Je regarde des zappings, que du condensé. J’ai plus le temps de vivre tout ce qui sort.
Putain même là il y a des pubs.
Même dans mes rêves il y a de la pub, j’ai rêvé que j’appelais Cassius, puis Etienne de Crecy pour enfin parler à Laurent Garnier. Pour finir sur un spot de Tonygencil.
Je ne sais même pas si ça existe encore.
J’ai trop de sollicitations tout le temps dans tout. Je suis surinformé, ça ne passe plus dans l’entonnoir que j’ai sur la tête. « On vous crée des besoins » disait mon prof d’éco au lycée. J’ai mis longtemps à comprendre. Je suis ce genre de stagiaire qui comprenait vite oui, mais à qui il fallait expliquer longtemps.
J’embrasse pas la Belle aux bois dormants, je lui bouche le nez. Si elle a de l’humour elle comprendra.
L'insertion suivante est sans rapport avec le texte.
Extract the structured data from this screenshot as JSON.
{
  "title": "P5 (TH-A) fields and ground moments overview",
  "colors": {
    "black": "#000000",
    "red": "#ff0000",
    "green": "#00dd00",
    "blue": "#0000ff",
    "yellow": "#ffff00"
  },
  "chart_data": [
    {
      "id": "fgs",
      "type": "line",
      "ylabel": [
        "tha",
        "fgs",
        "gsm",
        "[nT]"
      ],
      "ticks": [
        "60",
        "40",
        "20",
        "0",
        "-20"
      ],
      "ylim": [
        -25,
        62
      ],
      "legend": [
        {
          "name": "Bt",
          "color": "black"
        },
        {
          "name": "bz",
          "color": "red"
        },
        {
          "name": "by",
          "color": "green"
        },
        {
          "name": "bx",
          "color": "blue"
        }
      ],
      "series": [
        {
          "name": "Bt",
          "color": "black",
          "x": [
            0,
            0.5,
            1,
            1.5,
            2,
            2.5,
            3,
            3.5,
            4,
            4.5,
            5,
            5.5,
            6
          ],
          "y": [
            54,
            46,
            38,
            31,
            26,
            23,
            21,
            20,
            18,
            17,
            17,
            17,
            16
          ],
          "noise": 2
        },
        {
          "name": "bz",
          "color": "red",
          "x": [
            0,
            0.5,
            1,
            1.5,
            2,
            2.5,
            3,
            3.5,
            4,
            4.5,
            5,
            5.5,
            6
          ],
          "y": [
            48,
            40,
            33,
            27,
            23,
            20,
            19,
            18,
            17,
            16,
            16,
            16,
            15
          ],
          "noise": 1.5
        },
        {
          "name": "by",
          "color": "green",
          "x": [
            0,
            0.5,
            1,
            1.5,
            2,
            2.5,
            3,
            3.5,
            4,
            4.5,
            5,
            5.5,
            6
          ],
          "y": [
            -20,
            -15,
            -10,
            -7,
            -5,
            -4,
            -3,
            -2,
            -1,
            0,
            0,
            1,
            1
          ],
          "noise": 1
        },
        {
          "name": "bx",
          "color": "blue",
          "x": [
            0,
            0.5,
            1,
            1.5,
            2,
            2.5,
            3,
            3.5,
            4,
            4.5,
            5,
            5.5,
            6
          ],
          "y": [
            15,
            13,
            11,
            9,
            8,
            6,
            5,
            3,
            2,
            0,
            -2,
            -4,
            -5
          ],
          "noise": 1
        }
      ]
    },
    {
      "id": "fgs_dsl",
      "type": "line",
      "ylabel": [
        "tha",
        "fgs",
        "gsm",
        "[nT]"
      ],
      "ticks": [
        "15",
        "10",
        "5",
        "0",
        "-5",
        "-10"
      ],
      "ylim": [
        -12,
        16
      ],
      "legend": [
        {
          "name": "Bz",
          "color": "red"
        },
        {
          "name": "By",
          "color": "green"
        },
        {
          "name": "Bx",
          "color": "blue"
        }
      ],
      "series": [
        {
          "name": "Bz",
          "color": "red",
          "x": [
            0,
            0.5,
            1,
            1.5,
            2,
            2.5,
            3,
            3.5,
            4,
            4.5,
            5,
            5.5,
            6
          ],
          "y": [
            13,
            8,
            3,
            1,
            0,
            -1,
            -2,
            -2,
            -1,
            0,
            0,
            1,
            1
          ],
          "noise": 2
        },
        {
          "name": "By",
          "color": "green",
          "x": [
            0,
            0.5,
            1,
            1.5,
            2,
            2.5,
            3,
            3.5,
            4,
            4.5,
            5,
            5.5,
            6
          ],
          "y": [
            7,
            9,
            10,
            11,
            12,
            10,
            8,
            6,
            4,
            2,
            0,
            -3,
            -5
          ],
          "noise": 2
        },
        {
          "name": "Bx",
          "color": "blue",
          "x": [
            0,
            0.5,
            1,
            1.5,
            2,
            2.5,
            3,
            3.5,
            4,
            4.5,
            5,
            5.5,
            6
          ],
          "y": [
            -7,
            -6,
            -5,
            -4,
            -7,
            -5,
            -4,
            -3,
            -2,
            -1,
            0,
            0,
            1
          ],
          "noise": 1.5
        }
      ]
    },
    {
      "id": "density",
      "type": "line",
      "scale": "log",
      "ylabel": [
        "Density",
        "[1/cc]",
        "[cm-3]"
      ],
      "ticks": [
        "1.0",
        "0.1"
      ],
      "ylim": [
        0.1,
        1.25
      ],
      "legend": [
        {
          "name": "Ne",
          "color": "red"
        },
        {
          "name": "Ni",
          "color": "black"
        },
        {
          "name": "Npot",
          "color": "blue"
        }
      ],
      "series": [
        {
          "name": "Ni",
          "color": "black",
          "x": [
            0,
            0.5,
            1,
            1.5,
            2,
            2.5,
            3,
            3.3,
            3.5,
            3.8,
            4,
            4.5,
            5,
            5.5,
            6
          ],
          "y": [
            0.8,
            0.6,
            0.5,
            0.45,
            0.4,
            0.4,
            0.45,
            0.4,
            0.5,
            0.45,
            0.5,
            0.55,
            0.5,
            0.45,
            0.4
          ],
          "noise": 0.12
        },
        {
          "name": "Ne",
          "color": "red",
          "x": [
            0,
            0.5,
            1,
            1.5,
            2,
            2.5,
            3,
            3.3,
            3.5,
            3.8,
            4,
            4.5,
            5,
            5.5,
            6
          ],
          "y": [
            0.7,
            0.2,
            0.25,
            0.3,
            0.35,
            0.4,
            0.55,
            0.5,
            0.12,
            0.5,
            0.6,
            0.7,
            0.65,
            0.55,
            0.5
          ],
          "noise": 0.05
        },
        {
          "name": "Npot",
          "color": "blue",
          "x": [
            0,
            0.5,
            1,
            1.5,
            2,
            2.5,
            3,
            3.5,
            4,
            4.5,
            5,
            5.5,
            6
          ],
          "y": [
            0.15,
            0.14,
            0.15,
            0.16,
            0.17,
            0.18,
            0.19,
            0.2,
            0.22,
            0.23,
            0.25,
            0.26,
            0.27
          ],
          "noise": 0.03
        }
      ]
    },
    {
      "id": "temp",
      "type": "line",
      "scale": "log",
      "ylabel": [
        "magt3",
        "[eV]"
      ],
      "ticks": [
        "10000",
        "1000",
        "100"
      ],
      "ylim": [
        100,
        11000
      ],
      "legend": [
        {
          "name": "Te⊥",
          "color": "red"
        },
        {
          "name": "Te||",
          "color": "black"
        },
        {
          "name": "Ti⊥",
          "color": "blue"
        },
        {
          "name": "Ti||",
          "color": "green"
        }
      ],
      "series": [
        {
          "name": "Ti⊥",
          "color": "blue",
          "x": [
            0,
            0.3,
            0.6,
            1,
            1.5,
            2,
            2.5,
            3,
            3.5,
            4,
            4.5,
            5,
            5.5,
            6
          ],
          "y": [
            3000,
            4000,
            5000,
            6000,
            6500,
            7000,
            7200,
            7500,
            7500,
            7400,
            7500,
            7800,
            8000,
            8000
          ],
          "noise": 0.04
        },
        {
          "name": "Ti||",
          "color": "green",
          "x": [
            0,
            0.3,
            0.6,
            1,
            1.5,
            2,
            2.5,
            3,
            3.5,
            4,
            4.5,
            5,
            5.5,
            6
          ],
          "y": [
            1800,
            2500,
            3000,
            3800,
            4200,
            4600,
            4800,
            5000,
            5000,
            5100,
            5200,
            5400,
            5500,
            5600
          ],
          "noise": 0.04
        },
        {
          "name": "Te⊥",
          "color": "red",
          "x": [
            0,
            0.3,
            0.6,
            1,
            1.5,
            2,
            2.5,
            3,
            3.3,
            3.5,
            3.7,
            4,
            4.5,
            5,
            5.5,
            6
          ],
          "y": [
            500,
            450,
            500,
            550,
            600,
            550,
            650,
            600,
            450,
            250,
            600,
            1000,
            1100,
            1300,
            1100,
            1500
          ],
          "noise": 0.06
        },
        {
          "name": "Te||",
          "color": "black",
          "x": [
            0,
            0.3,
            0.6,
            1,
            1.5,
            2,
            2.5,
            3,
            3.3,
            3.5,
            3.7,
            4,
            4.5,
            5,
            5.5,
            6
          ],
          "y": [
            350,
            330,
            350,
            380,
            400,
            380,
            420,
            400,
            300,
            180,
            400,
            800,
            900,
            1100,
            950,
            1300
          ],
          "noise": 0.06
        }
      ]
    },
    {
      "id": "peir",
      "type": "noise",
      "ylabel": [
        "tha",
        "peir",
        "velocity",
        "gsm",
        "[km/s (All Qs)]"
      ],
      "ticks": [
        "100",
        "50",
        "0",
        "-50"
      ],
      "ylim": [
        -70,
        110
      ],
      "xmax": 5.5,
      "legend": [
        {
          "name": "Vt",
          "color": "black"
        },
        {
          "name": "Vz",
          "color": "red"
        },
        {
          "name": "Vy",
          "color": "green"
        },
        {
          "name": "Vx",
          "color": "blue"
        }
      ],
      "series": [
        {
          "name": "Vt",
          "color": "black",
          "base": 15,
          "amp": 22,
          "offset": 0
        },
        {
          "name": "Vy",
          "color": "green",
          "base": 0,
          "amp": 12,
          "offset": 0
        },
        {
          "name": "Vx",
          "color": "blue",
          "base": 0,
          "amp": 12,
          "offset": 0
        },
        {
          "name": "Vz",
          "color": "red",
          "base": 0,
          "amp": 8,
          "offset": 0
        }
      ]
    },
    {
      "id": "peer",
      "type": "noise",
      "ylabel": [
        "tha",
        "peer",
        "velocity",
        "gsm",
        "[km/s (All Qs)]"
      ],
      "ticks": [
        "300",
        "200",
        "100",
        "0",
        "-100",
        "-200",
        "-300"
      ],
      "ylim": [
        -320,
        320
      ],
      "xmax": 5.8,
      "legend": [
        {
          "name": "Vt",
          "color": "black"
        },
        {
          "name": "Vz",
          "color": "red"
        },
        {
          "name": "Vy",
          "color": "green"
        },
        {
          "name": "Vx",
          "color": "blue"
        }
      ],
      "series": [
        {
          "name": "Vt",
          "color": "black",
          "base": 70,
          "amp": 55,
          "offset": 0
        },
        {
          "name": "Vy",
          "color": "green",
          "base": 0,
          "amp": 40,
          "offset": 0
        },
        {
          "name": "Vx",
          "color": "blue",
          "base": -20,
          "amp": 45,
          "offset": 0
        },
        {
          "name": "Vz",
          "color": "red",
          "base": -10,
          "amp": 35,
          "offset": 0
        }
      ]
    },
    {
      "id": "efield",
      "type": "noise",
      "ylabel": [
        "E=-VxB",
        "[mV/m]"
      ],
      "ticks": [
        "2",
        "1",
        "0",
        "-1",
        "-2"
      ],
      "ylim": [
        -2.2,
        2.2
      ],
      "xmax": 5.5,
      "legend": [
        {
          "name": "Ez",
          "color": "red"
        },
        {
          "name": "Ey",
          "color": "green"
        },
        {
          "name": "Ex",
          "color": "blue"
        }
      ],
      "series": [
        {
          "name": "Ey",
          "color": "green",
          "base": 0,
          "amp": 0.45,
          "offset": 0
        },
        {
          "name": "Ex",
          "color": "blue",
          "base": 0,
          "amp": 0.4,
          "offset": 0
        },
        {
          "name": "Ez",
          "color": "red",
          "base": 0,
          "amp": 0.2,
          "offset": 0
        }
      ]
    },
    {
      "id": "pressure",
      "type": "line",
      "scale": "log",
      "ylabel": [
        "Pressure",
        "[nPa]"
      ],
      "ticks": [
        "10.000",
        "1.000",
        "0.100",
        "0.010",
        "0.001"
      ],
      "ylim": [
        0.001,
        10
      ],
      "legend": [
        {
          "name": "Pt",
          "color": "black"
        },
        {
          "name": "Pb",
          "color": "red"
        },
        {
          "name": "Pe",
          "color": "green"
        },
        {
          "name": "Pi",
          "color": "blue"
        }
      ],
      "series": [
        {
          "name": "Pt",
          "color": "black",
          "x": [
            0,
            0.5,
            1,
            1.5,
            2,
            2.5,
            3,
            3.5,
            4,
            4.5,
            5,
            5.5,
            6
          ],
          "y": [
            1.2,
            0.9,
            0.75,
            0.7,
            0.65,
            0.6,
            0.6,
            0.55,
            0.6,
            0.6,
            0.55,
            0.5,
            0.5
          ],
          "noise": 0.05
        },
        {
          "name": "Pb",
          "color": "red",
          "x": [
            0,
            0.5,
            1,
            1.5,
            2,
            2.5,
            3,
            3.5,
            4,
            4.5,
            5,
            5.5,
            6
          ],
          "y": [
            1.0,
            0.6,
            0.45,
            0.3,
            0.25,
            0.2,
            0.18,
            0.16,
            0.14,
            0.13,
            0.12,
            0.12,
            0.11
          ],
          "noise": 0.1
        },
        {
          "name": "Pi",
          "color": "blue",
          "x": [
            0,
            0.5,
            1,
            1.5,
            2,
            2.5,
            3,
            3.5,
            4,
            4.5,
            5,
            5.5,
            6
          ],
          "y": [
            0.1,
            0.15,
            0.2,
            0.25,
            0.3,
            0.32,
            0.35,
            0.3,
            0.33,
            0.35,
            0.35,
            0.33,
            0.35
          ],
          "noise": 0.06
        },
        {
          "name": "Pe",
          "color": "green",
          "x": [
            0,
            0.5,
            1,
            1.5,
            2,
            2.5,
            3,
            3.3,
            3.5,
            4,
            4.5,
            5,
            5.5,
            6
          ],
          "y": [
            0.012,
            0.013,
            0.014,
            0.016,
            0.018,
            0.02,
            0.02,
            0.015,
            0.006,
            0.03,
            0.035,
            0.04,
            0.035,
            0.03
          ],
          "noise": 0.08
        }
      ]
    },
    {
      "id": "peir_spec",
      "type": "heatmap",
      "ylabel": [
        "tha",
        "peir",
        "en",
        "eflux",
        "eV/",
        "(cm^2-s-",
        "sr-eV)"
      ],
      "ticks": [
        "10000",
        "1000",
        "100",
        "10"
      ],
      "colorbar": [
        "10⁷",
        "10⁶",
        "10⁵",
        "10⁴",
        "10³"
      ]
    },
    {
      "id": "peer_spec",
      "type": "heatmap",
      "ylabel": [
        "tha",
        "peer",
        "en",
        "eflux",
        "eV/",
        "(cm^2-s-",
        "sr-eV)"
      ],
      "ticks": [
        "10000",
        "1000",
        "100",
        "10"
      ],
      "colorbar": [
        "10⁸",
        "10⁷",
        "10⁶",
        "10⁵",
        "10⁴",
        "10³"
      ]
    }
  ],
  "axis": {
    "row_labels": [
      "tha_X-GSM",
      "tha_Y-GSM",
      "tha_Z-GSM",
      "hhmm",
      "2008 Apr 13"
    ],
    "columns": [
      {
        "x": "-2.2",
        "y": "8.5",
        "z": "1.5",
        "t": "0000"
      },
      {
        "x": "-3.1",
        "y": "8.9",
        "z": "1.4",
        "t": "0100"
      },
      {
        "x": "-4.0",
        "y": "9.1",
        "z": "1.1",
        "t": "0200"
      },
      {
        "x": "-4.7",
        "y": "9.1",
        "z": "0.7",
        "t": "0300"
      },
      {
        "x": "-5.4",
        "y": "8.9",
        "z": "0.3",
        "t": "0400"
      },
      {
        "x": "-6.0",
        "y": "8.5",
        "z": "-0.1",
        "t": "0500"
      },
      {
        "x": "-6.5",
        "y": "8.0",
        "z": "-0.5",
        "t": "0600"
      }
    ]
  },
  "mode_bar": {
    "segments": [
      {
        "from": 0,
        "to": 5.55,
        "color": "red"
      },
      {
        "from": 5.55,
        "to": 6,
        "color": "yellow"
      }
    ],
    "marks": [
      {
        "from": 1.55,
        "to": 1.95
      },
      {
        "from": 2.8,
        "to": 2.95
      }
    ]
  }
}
Donc j’embrasse pas la Belle aux bois dormants. Je lui fais une Louis 16. Je lui balance de la farine pendant son sommeil. A la JacKass en faisant les cornes et je lui crie « LOUIS 16 » . Si elle a de l’humour elle comprendra.
Une fois réveillée, je l’emmène sur le guidon de mon BMX. Et j’imagine qu’elle me chante des mots doux de Rn’B dans le creux de l’oreille. Faut juste que je fasse gaffe à ce que mon psoriasis se voit pas.
Boy!
Oh Boy!
J’ai peur des chevaux. Mon fidèle destrier c’est soit un BMX ou une planche à roulette.
Peur des chevaux..
Bizarre pour un petits fils de muletier.
Je crois que ceux que je hais le plus, c’est les jeunes vieux.
Les jeunes qui pensent déjà comme des vieux.
Putain…
Je trouve ça super artistique et romantique de
voir un caddie,
sorti de nulle part, posé nulle part.
En pleine rue sur un trottoir,
dans ma campagne.
Echoué là..
Comme un vaisseau pirate.
Comme une carcasse de voiture brûlée.
C’es tellement puissant et fascinant comme vision.
Les fosses à fumier me fascinent. Oui je suis fasciné en ce moment. On en avait une avant au hameau. On a un parking maintenant. C’est l’élévation sociale. J’ai entendu des histoires de puberté il y a peu de temps. La campagne est pas commode avec les femmes, avec les filles.
Didier, Georges, Claude, Martine, Jeanine, Jean Louis, Noel, Dominique et consorts vous êtes partis du bled.
Et je vous déteste.
Je vous déteste d’être partis.
Vous êtes où les gars? Y’a plus de taulier ou quoi? Heureusement les témoins de Jéhovah m’ont dit que.
J’ai vu des durs, complètement crevés, limite sur les jantes.
Fourré aux doutes, je suis entouré de gens qui savent que.
Donc ça va.
Vous n’êtes plus là, la boulangerie non plus, les vaches non plus et encore moins de mobylettes.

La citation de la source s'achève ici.